Heat already leads to numerous deaths and illnesses in Europe every year. The Environment Agency warned that without further action on the climate crisis, the numbers will increase. Means of adaptation include the creation of green and shady places in cities, better building design and adjusted working hours. The experts explained that it was time to move from planning to action, also with a view to the COP27 world climate conference currently taking place in Egypt.

Elsewhere in the world, for example in Africa, South America and Southeast Asia, people have had to deal with climate-related health hazards for a long time. The majority of people in the countries of the Global South are already suffering from the consequences of global warming, said the international medical director of Doctors Without Borders, Maria Guevara, the German Press Agency in Berlin. If there is no immediate response, the crisis will get worse for everyone.

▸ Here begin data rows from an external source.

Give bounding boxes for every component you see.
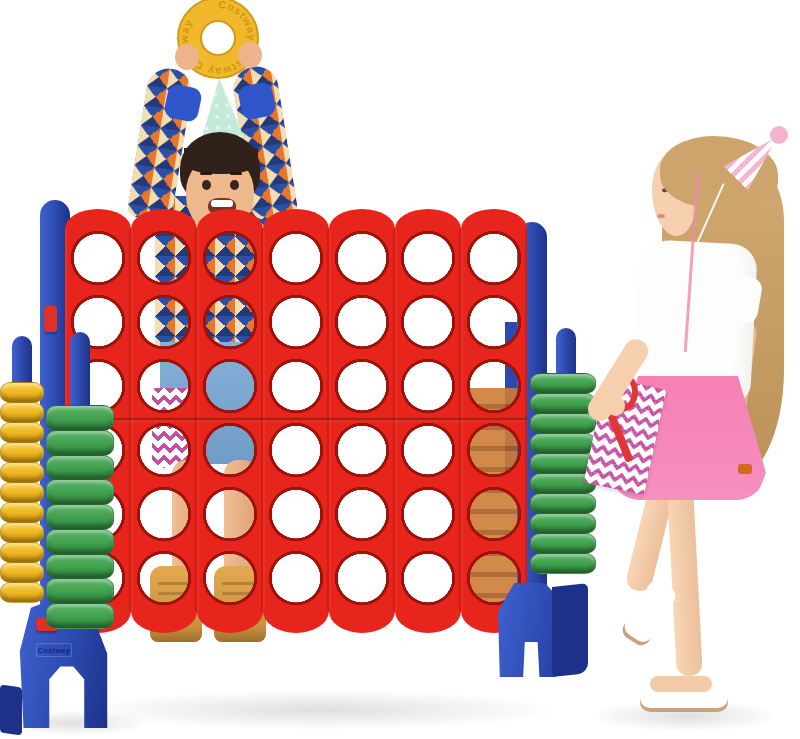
disc-ring-green	[46, 603, 114, 629]
board-cell	[131, 484, 197, 548]
boy-right-eye	[230, 180, 239, 190]
board-edge-bump	[65, 209, 131, 229]
board-cell	[461, 420, 527, 484]
disc-ring-green	[46, 455, 114, 481]
boy-teeth	[211, 200, 233, 207]
board-cell	[329, 548, 395, 612]
board-cell	[263, 420, 329, 484]
board-fold-seam	[65, 418, 527, 422]
base-logo: Costway	[36, 643, 72, 657]
board-cell	[329, 420, 395, 484]
disc-ring-yellow	[0, 562, 44, 583]
girl-front-leg	[667, 489, 703, 676]
board-cell	[197, 228, 263, 292]
board-cell	[395, 356, 461, 420]
disc-ring-green	[46, 405, 114, 431]
girl-near-hand	[606, 396, 625, 416]
boy-left-hand	[175, 44, 199, 70]
board-cell	[461, 356, 527, 420]
board-cell	[197, 484, 263, 548]
disc-ring-green	[46, 578, 114, 604]
board-edge-bump	[131, 611, 197, 633]
board-edge-bump	[131, 209, 197, 229]
board-cell	[395, 292, 461, 356]
board-cell	[329, 228, 395, 292]
disc-ring-yellow	[0, 422, 44, 443]
board-cell	[131, 228, 197, 292]
board-edge-bump	[197, 209, 263, 229]
boy-hair-fringe	[184, 148, 258, 174]
product-photo-stage: Costway Costway Costway Costway	[0, 0, 800, 739]
girl-skirt-tag	[738, 464, 752, 474]
board-cell	[461, 292, 527, 356]
disc-ring-yellow	[0, 442, 44, 463]
disc-tray-left-yellow	[0, 383, 44, 603]
disc-ring-yellow	[0, 462, 44, 483]
disc-tray-left-green	[46, 406, 114, 629]
base-leg-left-rear-foot	[0, 684, 22, 735]
disc-ring-green	[46, 554, 114, 580]
board-cell	[263, 228, 329, 292]
board-cell	[263, 292, 329, 356]
board-edge-bump	[263, 209, 329, 229]
board-cell	[263, 548, 329, 612]
board-cell	[197, 548, 263, 612]
board-scallop-top	[65, 209, 527, 229]
girl-hat-pompom	[770, 126, 788, 144]
board-cell	[197, 292, 263, 356]
connect-four-board	[65, 228, 527, 612]
board-edge-bump	[329, 209, 395, 229]
board-cell	[131, 420, 197, 484]
disc-ring-yellow	[0, 502, 44, 523]
disc-ring-green	[46, 504, 114, 530]
boy-left-eye	[202, 180, 211, 190]
girl-player	[578, 128, 800, 734]
board-cell	[395, 484, 461, 548]
board-cell	[263, 356, 329, 420]
board-cell	[329, 356, 395, 420]
girl-raised-sandal	[619, 577, 679, 649]
disc-ring-green	[46, 529, 114, 555]
girl-standing-foot	[650, 676, 712, 692]
board-cell	[131, 356, 197, 420]
board-edge-bump	[263, 611, 329, 633]
board-cell	[197, 420, 263, 484]
disc-ring-green	[46, 479, 114, 505]
board-cell	[395, 420, 461, 484]
disc-ring-yellow	[0, 522, 44, 543]
board-cell	[461, 228, 527, 292]
board-cell	[329, 484, 395, 548]
board-edge-bump	[197, 611, 263, 633]
board-edge-bump	[329, 611, 395, 633]
board-cell	[65, 228, 131, 292]
board-cell	[131, 292, 197, 356]
board-edge-bump	[461, 209, 527, 229]
board-cell	[329, 292, 395, 356]
girl-mouth	[657, 214, 665, 218]
disc-ring-yellow	[0, 582, 44, 603]
board-cell	[131, 548, 197, 612]
board-cell	[395, 228, 461, 292]
post-red-latch	[44, 306, 57, 332]
board-cell	[461, 484, 527, 548]
board-scallop-bottom	[65, 611, 527, 633]
disc-ring-yellow	[0, 482, 44, 503]
board-cell	[395, 548, 461, 612]
board-cell	[197, 356, 263, 420]
disc-ring-yellow	[0, 382, 44, 403]
disc-ring-yellow	[0, 542, 44, 563]
girl-back-leg	[624, 488, 674, 593]
boy-left-cuff	[163, 83, 203, 123]
boy-right-hand	[238, 42, 262, 68]
left-leg-shadow	[0, 710, 150, 736]
board-edge-bump	[395, 611, 461, 633]
board-edge-bump	[395, 209, 461, 229]
boy-left-brow	[200, 172, 212, 175]
board-cell	[263, 484, 329, 548]
disc-ring-green	[46, 430, 114, 456]
boy-right-brow	[230, 172, 242, 175]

Cholera outbreaks are already increasing

According to Guevara, global health suffers significantly from climate impacts such as floods or insect plagues. You can see an exponential growth in diseases that are transmitted via insects, water or food. "Between 2017 and 2021, for example, fewer than 20 major cholera outbreaks were reported per year. This year there are already at least 29."

Added to this is the risk of further pandemics. According to Guevara, new outbreaks are to be expected. This is due to the fact that mankind is penetrating more and more into the habitats of animals, at the same time many animal species are looking for new habitats because of global warming. This would make it easier for diseases to spread to humans.